The key to Sun Microsystem's success going forward is increased adoption of its Solaris 10 operating system, company CEO Jonathan Schwartz said on Tuesday.
Sun had seven million free downloads of Solaris in recent months and 70 percent of those downloading it have non-Sun hardware in their IT infrastructure, Schwartz said at the Morgan Stanley Technology Conference this week in San Francisco.
If IT people are running Solaris on hardware from IBM, Hewlett-Packard and Dell, they can be sold Sun hardware to replace those other brands. "If your OS is in front of a customer you're now given permission to sell everything we've got in our portfolio," Schwartz said.
Sun's servers and storage appliances are optimised to run on Solaris, though they can also run on the Linux OS.
In the last year Sun has eliminated 4000 jobs at the company to reduce costs and there may be more workforce reductions ahead, but only through attrition, Schwartz said. The company currently has about 38,000 employees worldwide.
Sun has an opportunity to grow as data centres continue to evolve, Schwartz said. Already, the number of rack-mounted servers has surpassed the number of tower servers sold and blade servers are on track to outsell rack servers as data centres continue to consolidate.
"Why do we even bother with racks?" Schwartz asked during an interview. "Racks are optimised for people to interact with infrastructure.

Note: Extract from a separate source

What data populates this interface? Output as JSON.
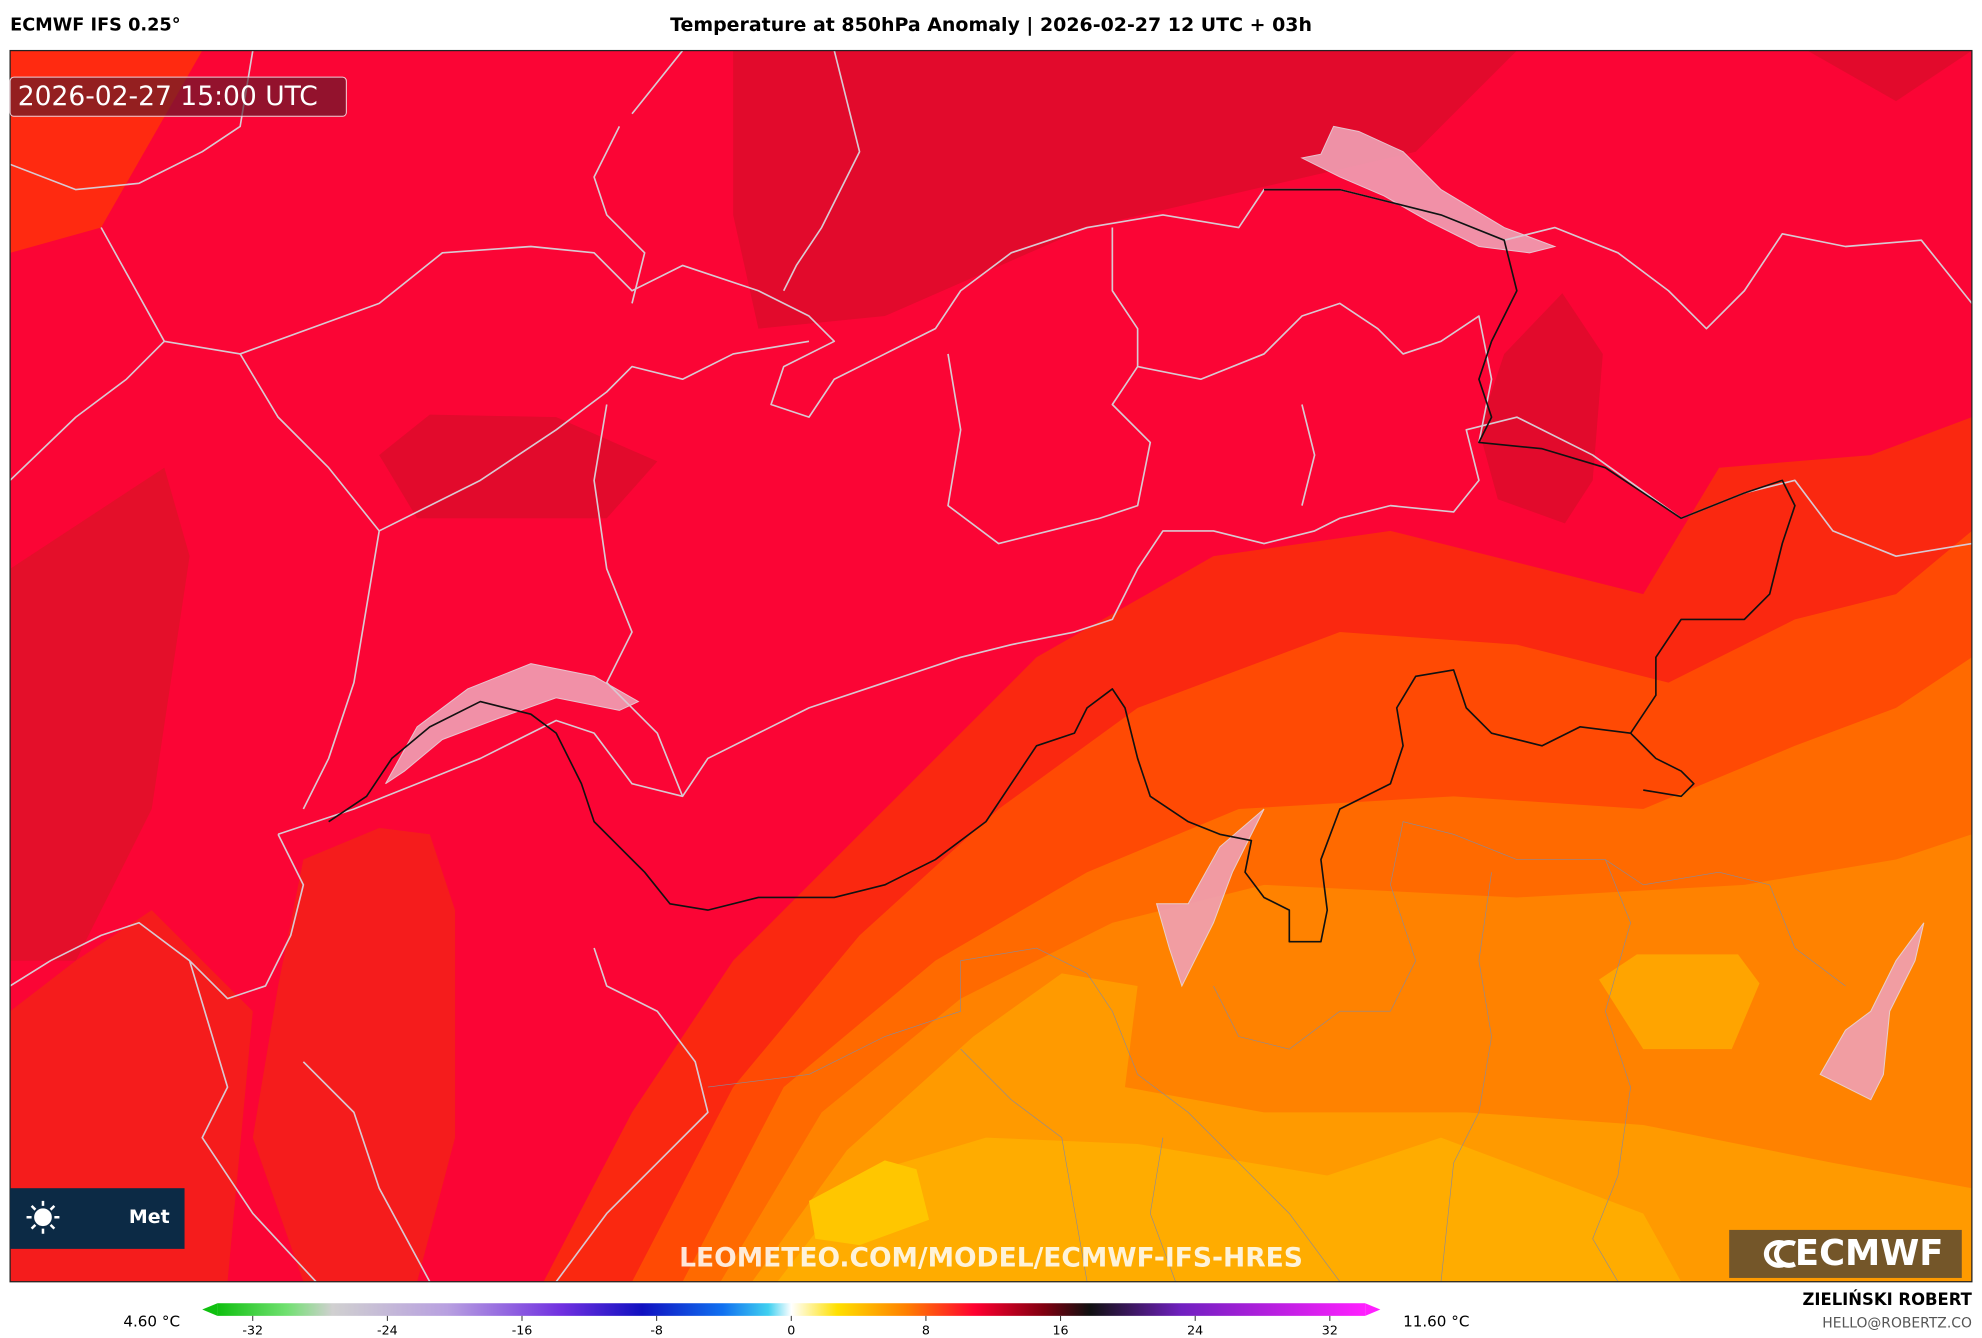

But if you talk to any IT administrator the last thing they want in their data centre is a person, because they try to be helpful but they bend pins and kick plugs and do all kinds of bad things.
"The long-term evolution of this marketplace will see data centres emerge in a standardised form factor at large scale," he said.
Sun is planning to serve that market with its Project Blackbox, a data centre that is installed in a six metre shipping container, delivered to a customer and operated from the container. It is scheduled to begin shipping later this year.